Het begon allemaal met het kabinet Wilders-I, met gedoogsteun van de VVD en het CDA, dat om de ware aard van de constructie te maskeren de naam kabinet Rutte-I kreeg. Een rancunekabinet, mogen we wel zeggen, immers, Wilders’ palet aan emoties beweegt zich tussen boosheid en verontwaardiging. Die emoties richtten zich ook op het milieu- en klimaatbeleid dat gezien werd als grachtengordelbeleid waar Henk en Ingrid (weet u nog?) alleen maar last zouden hebben. En VVD en CDA, met toen al een lange staat van dienst inzake ontkenning of bagatellisering van ecologische problemen, meenden dat het opruimen van het milieubeleid ruim baan aan boeren en ondernemerschap zou geven. Het ministerie van VROM (Volkshuisvesting, Ruimtelijke Ordening en Milieubeheer (weet u nog?) werd afgebrand en de as werd verstrooid over uiteenlopende departementen. De Feniks laat nog even op zich wachten. Joop Atsma onttakelde de milieuwinkel, Henk Bleker sloopte het natuurwarenhuis. Bleker werd recent lid van het “Forum voor Democratie” (u begrijpt de aanhalingstekens), en dat zegt genoeg: wie zich politiek verwant voelt met een steeds maffer wordende “mafklapper” als Thierry Baudet, wiens “narcisme” zelfs door een blind paard kan worden waargenomen, kan daarvoor ook niet over veel onderscheidingsvermogen hebben beschikt. De puinhopen van Wilders-I zijn nog overal zichtbaar. Duidelijk werd ook de paradox dat de operatie-“sloop het natuur- en milieubeleid” het tegendeel bewerkstelligde van wat werd beoogd.

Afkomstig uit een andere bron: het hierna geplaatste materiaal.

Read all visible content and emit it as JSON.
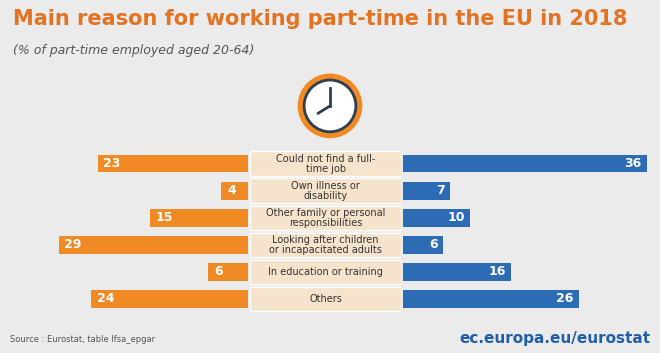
{
  "chart_data": {
    "type": "bar",
    "orientation": "horizontal",
    "title": "Main reason for working part-time in the EU in 2018",
    "subtitle": "(% of part-time employed aged 20-64)",
    "categories": [
      "Could not find a full-time job",
      "Own illness or disability",
      "Other family or personal responsibilities",
      "Looking after children or incapacitated adults",
      "In education or training",
      "Others"
    ],
    "series": [
      {
        "color": "#f08a24",
        "values": [
          23,
          4,
          15,
          29,
          6,
          24
        ]
      },
      {
        "color": "#2d6cb5",
        "values": [
          36,
          7,
          10,
          6,
          16,
          26
        ]
      }
    ],
    "xlim": [
      0,
      36
    ],
    "data_labels": true,
    "tick_labels": false,
    "source": "Source : Eurostat, table lfsa_epgar",
    "annotations": [
      "ec.europa.eu/eurostat"
    ]
  }
}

Het idee was dat de economie verlost moest worden van al die remmende wet- en regelgeving, en dat de gewone burger weer ruimte zou krijgen voor een gewone hamburger op de barbecue. Maar als er maar een grammetje ecologische kennis in dat kabinet had gezeten, dan had men zich gerealiseerd dat er in de natuur niet zoiets bestaat als een gratis lunch. We grijpen als mensen in in een samenhangend systeem, en dat blijft niet zonder gevolgen. Daar waar we de grenzen van de ecologische gebruiksruimte naderen of al overschreden hebben, slaan de effecten terug op de economie als bron van de vervuiling, de uitputting, de klimaatverandering, de schade. Als de planeet zelf al niet terugmept, zoals deze klimaatzomer gebeurde, zijn er wel organisaties en groeperingen die via lobby, actie of een gang naar de rechter verhinderen dat de boel nog verder uit de rails loopt. We mogen ze dankbaar zijn dat ze de grenzen helpen stellen, anders komen de klappen nog harder aan. Dan moet het land moet op slot totdat eerst geborgd is dat de uitputting van het natuurlijk kapitaal tot staan komt, zie bijvoorbeeld de stikstofdiscussie. Als we eerder hadden ingegrepen was dat aanzienlijk goedkoper geweest. Penny wise bleek pound foolish: de ontmanteling van het natuur-, milieu- en klimaatbeleid kost vele, vele malen meer dan wat het geacht werd op te leveren.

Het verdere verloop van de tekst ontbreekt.